There was also something to be said for the fact that I was experiencing it on my own. There was something about sharing a travel experience with someone else that made it even more special.
To have someone to point out things to.
Did you see that?
Do you hear that?
Oh, my God, get a picture of that.
I think we need to treat ourselves.
Alone, I was both the sense of wonder and the voice of reason. So I didn’t stop for that third pastry on my walk from my hotel to the corner store where I needed to pick up some fashion tape to be able to put on the dress I was going to wear to meet Fenway Arlington.
Meet.
But I’d had my eyes on him for two days leading up to the actual meet-cute.
I needed to study him, since the client who hired me had been oddly tight-lipped about everything in her emails.
I was used to women pouring their hearts out to me about their situations, everything from how they and their spouse met right up to when they suspected he was cheating.
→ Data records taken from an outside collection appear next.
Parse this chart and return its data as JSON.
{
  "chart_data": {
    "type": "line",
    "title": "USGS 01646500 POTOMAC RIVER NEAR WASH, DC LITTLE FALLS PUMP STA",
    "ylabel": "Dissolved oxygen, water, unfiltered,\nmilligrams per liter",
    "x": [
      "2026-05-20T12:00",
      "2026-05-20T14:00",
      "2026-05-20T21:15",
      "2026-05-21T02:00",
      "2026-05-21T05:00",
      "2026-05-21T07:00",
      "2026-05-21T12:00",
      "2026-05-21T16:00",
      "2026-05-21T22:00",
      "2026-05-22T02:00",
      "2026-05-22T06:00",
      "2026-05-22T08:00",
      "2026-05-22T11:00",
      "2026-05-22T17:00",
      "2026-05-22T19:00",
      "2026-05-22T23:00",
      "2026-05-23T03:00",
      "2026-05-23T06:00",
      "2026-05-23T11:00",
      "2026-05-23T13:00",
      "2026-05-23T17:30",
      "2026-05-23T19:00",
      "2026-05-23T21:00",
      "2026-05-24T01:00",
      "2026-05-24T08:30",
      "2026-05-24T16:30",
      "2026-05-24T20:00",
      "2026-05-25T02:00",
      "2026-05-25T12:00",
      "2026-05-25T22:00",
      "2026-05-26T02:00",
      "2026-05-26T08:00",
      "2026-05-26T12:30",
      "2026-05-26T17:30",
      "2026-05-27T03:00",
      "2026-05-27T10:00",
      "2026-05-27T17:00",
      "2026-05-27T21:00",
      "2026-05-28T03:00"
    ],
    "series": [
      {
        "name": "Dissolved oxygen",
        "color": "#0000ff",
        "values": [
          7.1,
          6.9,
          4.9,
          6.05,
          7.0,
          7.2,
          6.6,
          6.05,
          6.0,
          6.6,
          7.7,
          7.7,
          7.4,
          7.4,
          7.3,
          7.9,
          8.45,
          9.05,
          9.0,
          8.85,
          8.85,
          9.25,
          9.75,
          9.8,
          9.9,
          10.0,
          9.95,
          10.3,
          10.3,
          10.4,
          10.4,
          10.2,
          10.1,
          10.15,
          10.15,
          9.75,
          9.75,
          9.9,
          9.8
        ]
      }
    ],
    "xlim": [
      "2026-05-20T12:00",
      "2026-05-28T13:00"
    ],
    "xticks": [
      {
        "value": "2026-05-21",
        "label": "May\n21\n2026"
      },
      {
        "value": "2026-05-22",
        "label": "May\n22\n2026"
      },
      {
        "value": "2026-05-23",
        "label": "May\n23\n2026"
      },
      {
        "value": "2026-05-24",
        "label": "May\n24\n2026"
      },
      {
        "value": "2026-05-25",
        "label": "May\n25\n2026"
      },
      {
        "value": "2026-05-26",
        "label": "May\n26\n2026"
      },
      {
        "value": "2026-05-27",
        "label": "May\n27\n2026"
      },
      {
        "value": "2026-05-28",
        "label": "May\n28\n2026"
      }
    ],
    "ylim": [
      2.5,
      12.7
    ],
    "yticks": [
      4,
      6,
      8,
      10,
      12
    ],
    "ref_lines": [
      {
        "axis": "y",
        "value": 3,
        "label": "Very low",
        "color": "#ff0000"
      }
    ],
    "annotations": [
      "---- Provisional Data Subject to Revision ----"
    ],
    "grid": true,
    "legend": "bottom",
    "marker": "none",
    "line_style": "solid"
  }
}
I knew the names and ages of children, physical descriptions of the porn stars they knew their spouses preferred. I knew their daily schedules and what their favorite drinks were.
But with Fenway’s case, all I got was a couple of cryptic messages claiming he was someone who had caused many international incidents because of women that had needed to be kept out of the society pages by a professional “fixer.” And then I was told how he needed to be brought to his knees by a woman, so he could learn the repercussions of his lifestyle.
That was a cold kind of revenge, if you asked me, but I understood that even more than I did the hot, raw, exposed-nerve sort of revenge that most women typically approached me with.
Cold was natural to me.
And after watching the warmth that was Fenway Arlington—and all the women who flocked around him, pretty little trust fund bunnies—I knew that my natural cold, maybe even amped up a bit, was exactly what was going to set me apart, make me intriguing.
Pair that with a dress that exposed more than it covered up, not even bothering to put flower petals on my nipples under the slinky material, and I was pretty much catnip to his tomcat self.
He’d been an easy enough man to find, even in a city as bustling as this one.
He was a man of wealth which meant he would flock toward places that had VIP sections and top-shelf everything. Which narrowed things down a bit.
Then once I found him, uglied down in oversized clothes, glasses, and a hat for good measure, he was easy to pick out of a crowd.
There was a magnetism about him that made you notice him immediately, even if you somehow missed his ridiculously good looks.